The next big thing in design will be when someone goes off the tracks. I can’t wait. And I hope they invite me. A lot of design at the moment is very understated, almost like 1950s stuff.
An indulgence I would never forgo is my morning espresso. I’ve gone to great efforts to get it right. Espresso is not an extraction; it’s an infusion. I buy coffee by a Milanese roaster named Portioli and now I have a commercial machine, a Faema E61 Legend. It’s a reproduction of a 1960 machine and it’s completely manual. I’m a purist. Portioli coffee, from £4/100g, from teacoffeeonline.co.uk; faema.com
The artists whose work I would collect if I could are William Wiley and Tom Knechtel. Nobody’s heard of them but I love their work. But then again, I wouldn’t mind having a Calder. A Miró? Especially an early Miró – even a late Miró. Or a Picabia? That would be unbelievable.

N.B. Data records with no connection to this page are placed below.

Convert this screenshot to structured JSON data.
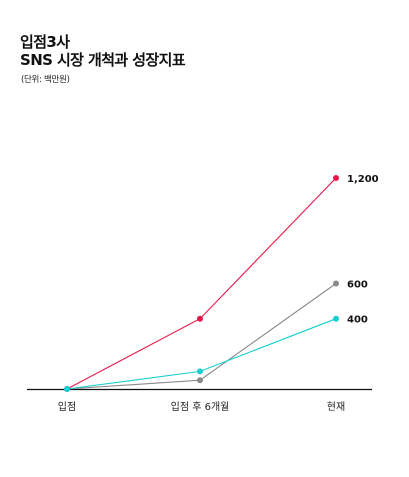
{
  "title_line1": "입점3사",
  "title_line2": "SNS 시장 개척과 성장지표",
  "unit": "(단위: 백만원)",
  "chart_data": {
    "type": "line",
    "categories": [
      "입점",
      "입점 후 6개월",
      "현재"
    ],
    "series": [
      {
        "values": [
          0,
          400,
          1200
        ],
        "color": "#e8174a",
        "end_label": "1,200"
      },
      {
        "values": [
          0,
          50,
          600
        ],
        "color": "#8a8a8a",
        "end_label": "600"
      },
      {
        "values": [
          0,
          100,
          400
        ],
        "color": "#17cfd0",
        "end_label": "400"
      }
    ],
    "ylim": [
      0,
      1200
    ],
    "grid": false
  }
}
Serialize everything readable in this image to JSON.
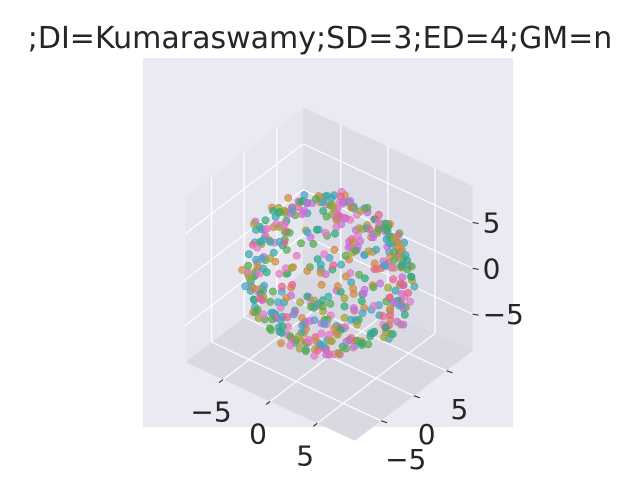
{
  "chart_data": {
    "type": "scatter",
    "projection": "3d",
    "title": ";DI=Kumaraswamy;SD=3;ED=4;GM=n",
    "xlabel": "",
    "ylabel": "",
    "zlabel": "",
    "grid": true,
    "background": "#eaeaf2",
    "xlim": [
      -9,
      9
    ],
    "ylim": [
      -9,
      9
    ],
    "zlim": [
      -9,
      9
    ],
    "x_ticks": [
      {
        "value": -5,
        "label": "−5"
      },
      {
        "value": 0,
        "label": "0"
      },
      {
        "value": 5,
        "label": "5"
      }
    ],
    "y_ticks": [
      {
        "value": -5,
        "label": "−5"
      },
      {
        "value": 0,
        "label": "0"
      },
      {
        "value": 5,
        "label": "5"
      }
    ],
    "z_ticks": [
      {
        "value": -5,
        "label": "−5"
      },
      {
        "value": 0,
        "label": "0"
      },
      {
        "value": 5,
        "label": "5"
      }
    ],
    "point_colors": [
      "#e8638e",
      "#c66fd8",
      "#2fa97a",
      "#3aa8b3",
      "#a2a33a",
      "#e579c8",
      "#4aa4c9",
      "#cf8a44",
      "#57ab4e"
    ],
    "n_points": 480,
    "distribution": "points scattered on the surface of a sphere of radius ~7 centred at the origin"
  }
}
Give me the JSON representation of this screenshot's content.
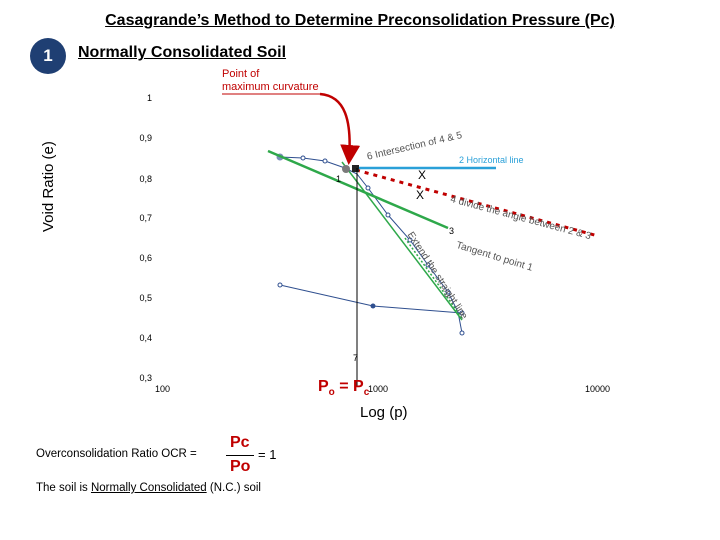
{
  "title": "Casagrande’s Method to Determine Preconsolidation Pressure (Pc)",
  "step_number": "1",
  "section_heading": "Normally Consolidated Soil",
  "curvature_label": [
    "Point of",
    "maximum curvature"
  ],
  "axes": {
    "y_title": "Void Ratio (e)",
    "x_title": "Log (p)",
    "y_ticks": [
      "1",
      "0,9",
      "0,8",
      "0,7",
      "0,6",
      "0,5",
      "0,4",
      "0,3"
    ],
    "x_ticks": [
      "100",
      "1000",
      "10000"
    ]
  },
  "annotations": {
    "step1": "1",
    "step2": "2  Horizontal line",
    "step3": "3",
    "tangent": "Tangent to point 1",
    "step4": "4  divide the angle between 2 & 3",
    "step6": "6  Intersection of 4 & 5",
    "step7": "7",
    "extend": "Extend the straight line",
    "x_mark_top": "X",
    "x_mark_bottom": "X"
  },
  "pc_equation": {
    "p": "P",
    "p_sub": "o",
    "eq": " = ",
    "pc": "P",
    "pc_sub": "c"
  },
  "formula": {
    "label": "Overconsolidation Ratio  OCR  =",
    "numerator": "Pc",
    "denominator": "Po",
    "result": "= 1"
  },
  "conclusion": {
    "prefix": "The soil is ",
    "blank": "Normally Consolidated",
    "suffix": " (N.C.) soil"
  },
  "colors": {
    "badge": "#1f3f73",
    "curve": "#2f4f8f",
    "tangent": "#2ea84a",
    "horizontal": "#2aa0d8",
    "bisector": "#c00000",
    "highlight": "#c00000"
  }
}
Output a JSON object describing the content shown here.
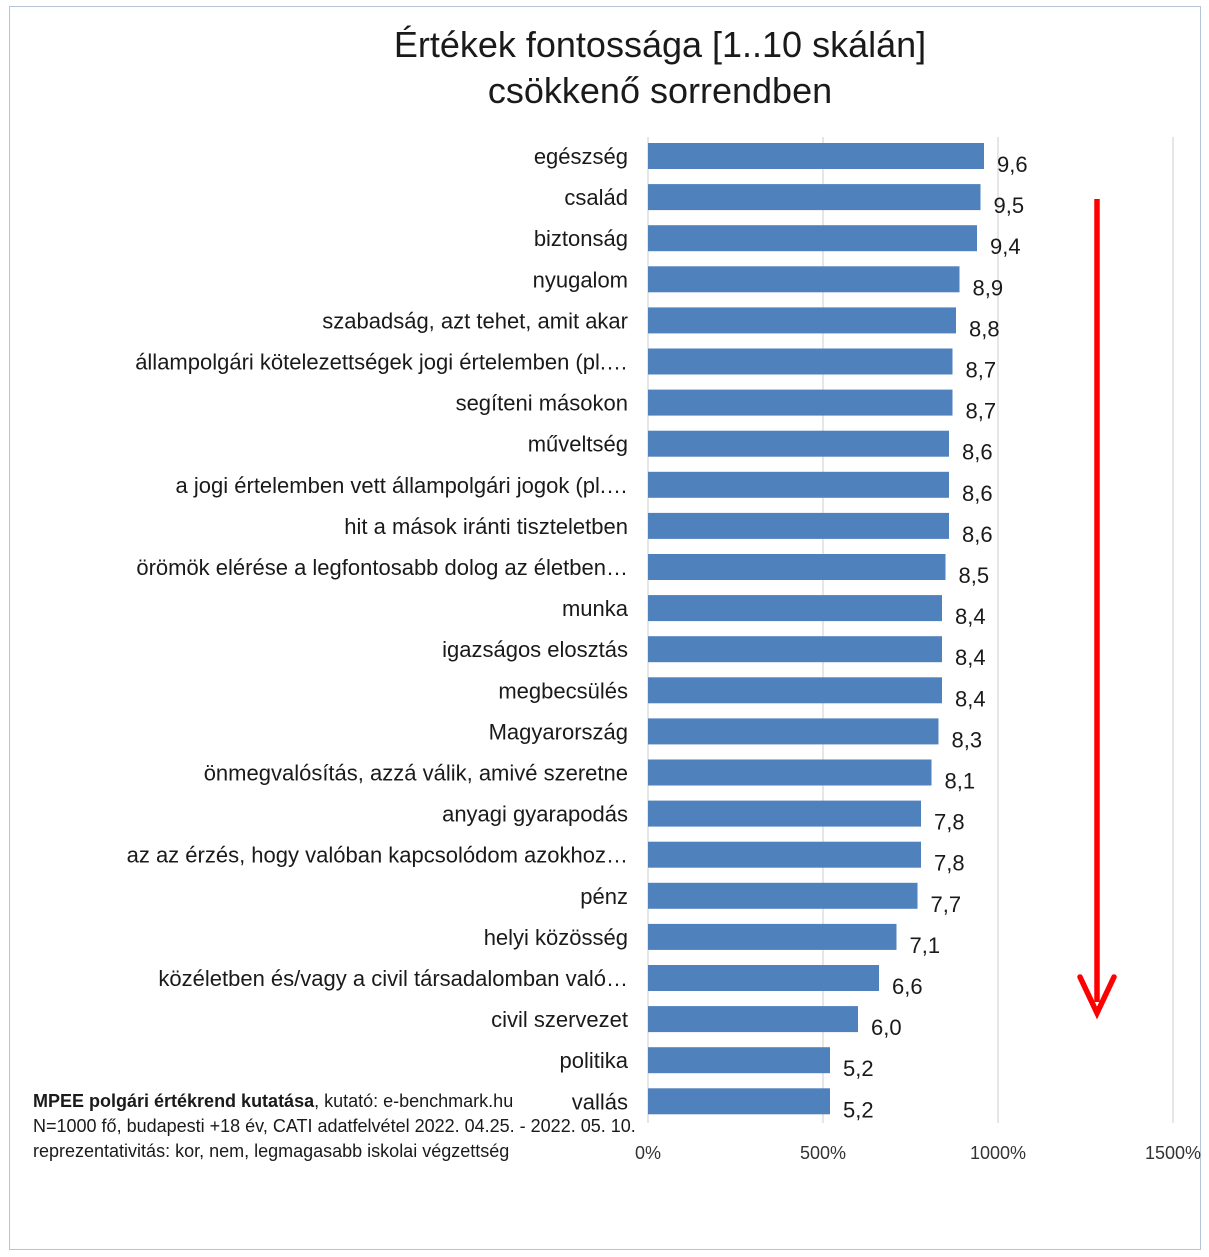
{
  "chart_data": {
    "type": "bar",
    "orientation": "horizontal",
    "title": [
      "Értékek fontossága [1..10 skálán]",
      "csökkenő sorrendben"
    ],
    "categories": [
      "egészség",
      "család",
      "biztonság",
      "nyugalom",
      "szabadság, azt tehet, amit akar",
      "állampolgári kötelezettségek jogi értelemben (pl.…",
      "segíteni másokon",
      "műveltség",
      "a jogi értelemben vett állampolgári jogok (pl.…",
      "hit a mások iránti tiszteletben",
      "örömök elérése a legfontosabb dolog az életben…",
      "munka",
      "igazságos elosztás",
      "megbecsülés",
      "Magyarország",
      "önmegvalósítás, azzá válik, amivé szeretne",
      "anyagi gyarapodás",
      "az az érzés, hogy valóban kapcsolódom azokhoz…",
      "pénz",
      "helyi közösség",
      "közéletben és/vagy a civil társadalomban való…",
      "civil szervezet",
      "politika",
      "vallás"
    ],
    "values": [
      9.6,
      9.5,
      9.4,
      8.9,
      8.8,
      8.7,
      8.7,
      8.6,
      8.6,
      8.6,
      8.5,
      8.4,
      8.4,
      8.4,
      8.3,
      8.1,
      7.8,
      7.8,
      7.7,
      7.1,
      6.6,
      6.0,
      5.2,
      5.2
    ],
    "value_labels": [
      "9,6",
      "9,5",
      "9,4",
      "8,9",
      "8,8",
      "8,7",
      "8,7",
      "8,6",
      "8,6",
      "8,6",
      "8,5",
      "8,4",
      "8,4",
      "8,4",
      "8,3",
      "8,1",
      "7,8",
      "7,8",
      "7,7",
      "7,1",
      "6,6",
      "6,0",
      "5,2",
      "5,2"
    ],
    "x_ticks": [
      "0%",
      "500%",
      "1000%",
      "1500%"
    ],
    "xlim": [
      0,
      15
    ],
    "grid": "vertical",
    "bar_color": "#4f81bd",
    "arrow_color": "#ff0000",
    "arrow_direction": "down"
  },
  "footer": {
    "line1_bold": "MPEE polgári értékrend kutatása",
    "line1_rest": ", kutató: e-benchmark.hu",
    "line2": "N=1000 fő, budapesti +18 év, CATI adatfelvétel 2022. 04.25. - 2022. 05. 10.",
    "line3": "reprezentativitás: kor, nem, legmagasabb iskolai végzettség"
  }
}
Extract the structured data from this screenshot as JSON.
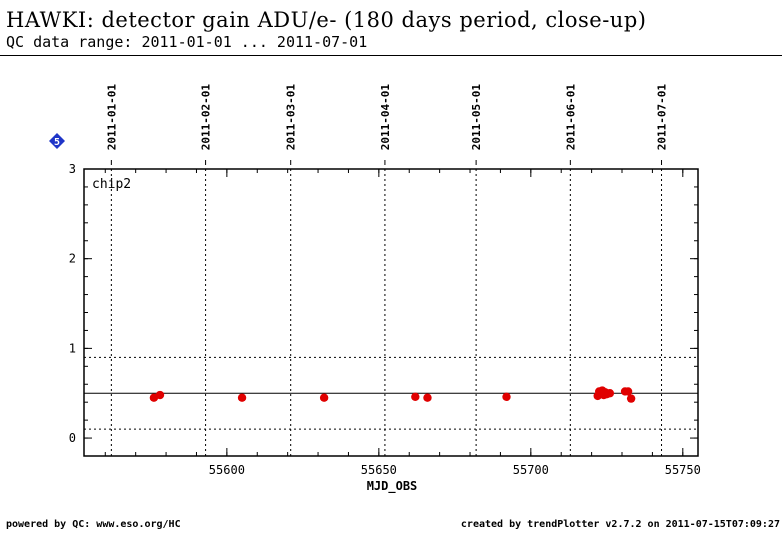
{
  "header": {
    "title": "HAWKI: detector gain ADU/e- (180 days period, close-up)",
    "subtitle": "QC data range: 2011-01-01 ... 2011-07-01"
  },
  "badge": {
    "label": "5",
    "color": "#1f35c8"
  },
  "footer": {
    "left": "powered by QC: www.eso.org/HC",
    "right": "created by trendPlotter v2.7.2 on 2011-07-15T07:09:27"
  },
  "colors": {
    "points": "#e00000",
    "axes": "#000000"
  },
  "chart_data": {
    "type": "scatter",
    "panel_label": "chip2",
    "xlabel": "MJD_OBS",
    "ylabel": "",
    "xlim": [
      55553,
      55755
    ],
    "ylim": [
      -0.2,
      3
    ],
    "x_ticks": [
      55600,
      55650,
      55700,
      55750
    ],
    "y_ticks": [
      0,
      1,
      2,
      3
    ],
    "grid": false,
    "date_markers": [
      {
        "label": "2011-01-01",
        "mjd": 55562
      },
      {
        "label": "2011-02-01",
        "mjd": 55593
      },
      {
        "label": "2011-03-01",
        "mjd": 55621
      },
      {
        "label": "2011-04-01",
        "mjd": 55652
      },
      {
        "label": "2011-05-01",
        "mjd": 55682
      },
      {
        "label": "2011-06-01",
        "mjd": 55713
      },
      {
        "label": "2011-07-01",
        "mjd": 55743
      }
    ],
    "reference_line": 0.5,
    "threshold_lines": [
      0.9,
      0.1
    ],
    "series": [
      {
        "points": [
          [
            55576,
            0.45
          ],
          [
            55578,
            0.48
          ],
          [
            55605,
            0.45
          ],
          [
            55632,
            0.45
          ],
          [
            55662,
            0.46
          ],
          [
            55666,
            0.45
          ],
          [
            55692,
            0.46
          ],
          [
            55722,
            0.47
          ],
          [
            55722.5,
            0.52
          ],
          [
            55723,
            0.5
          ],
          [
            55723.5,
            0.53
          ],
          [
            55724,
            0.48
          ],
          [
            55724.5,
            0.51
          ],
          [
            55725,
            0.49
          ],
          [
            55726,
            0.5
          ],
          [
            55731,
            0.52
          ],
          [
            55732,
            0.52
          ],
          [
            55733,
            0.44
          ]
        ]
      }
    ]
  }
}
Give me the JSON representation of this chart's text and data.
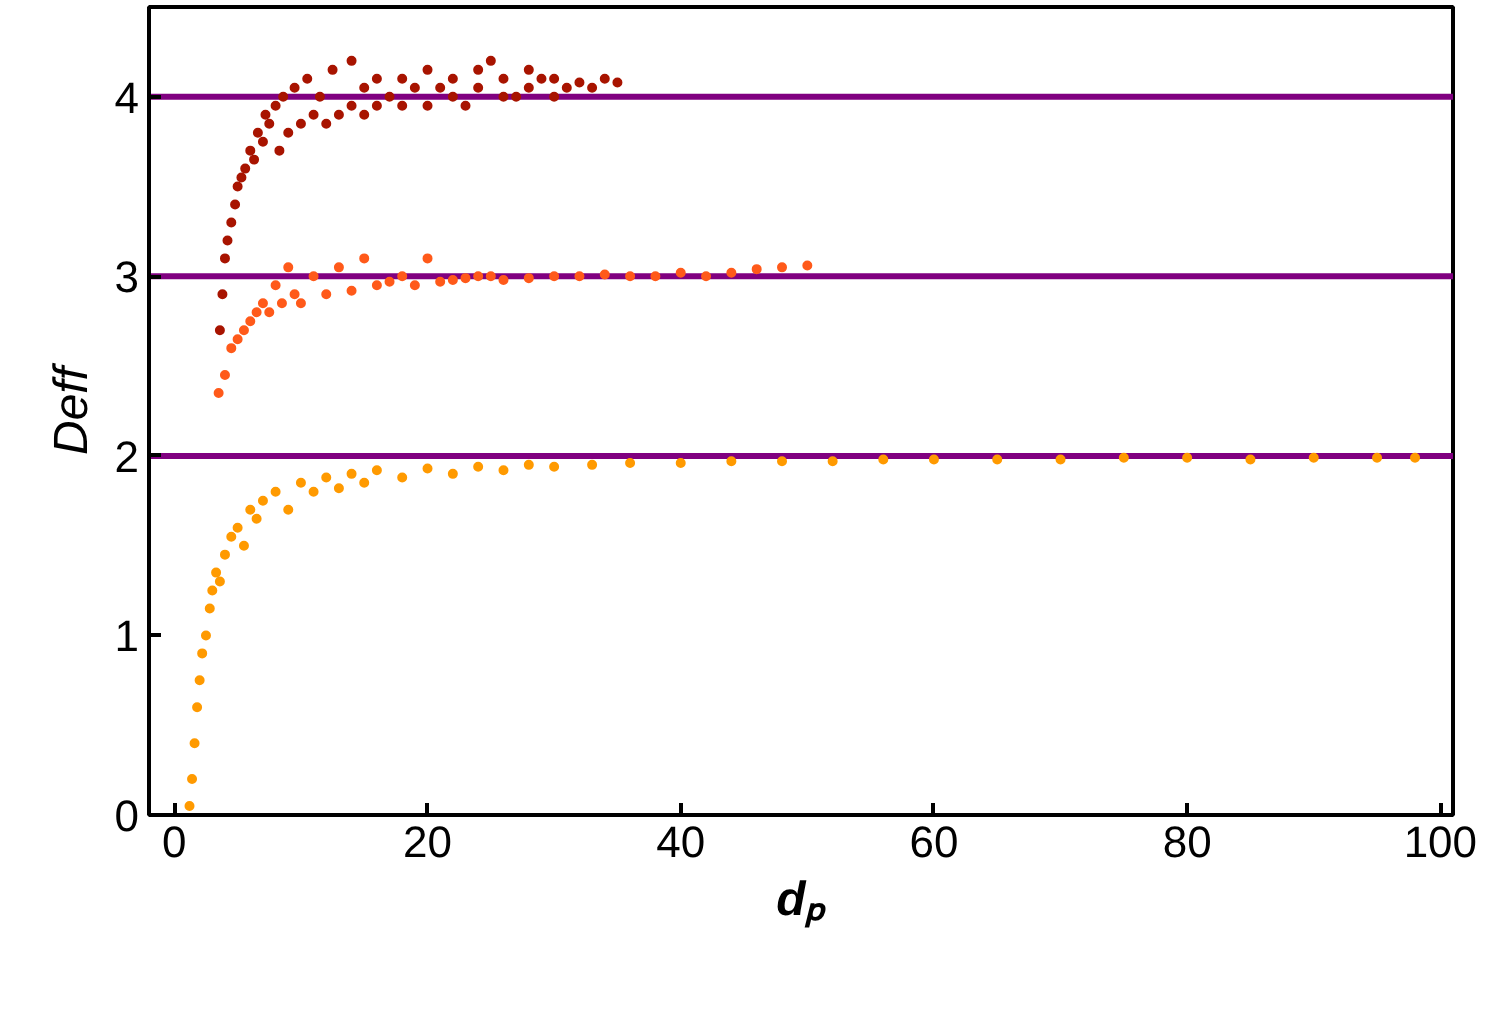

My favourite room in my house is the bathroom, because it is the overthrow of one’s puritanical impulses. My bathroom now is miniature, like a boat, but if I were to build a house, the bathroom would be the centrepiece from which the rest of the design flowed. I’ve seen my dream bathroom at a house just down the way. It was on the third floor so that you could see all the way up to the San Gabriel mountains – and there was no wall. Admittedly the building wasn’t finished. Now there’s a large glass window – and it’s still really good, but...
If I weren’t doing what I do, I would chuck it all in and become somebody’s assistant. Back to sweeping. My wife said to me once, “You’re just lucky to be doing what you’re doing.”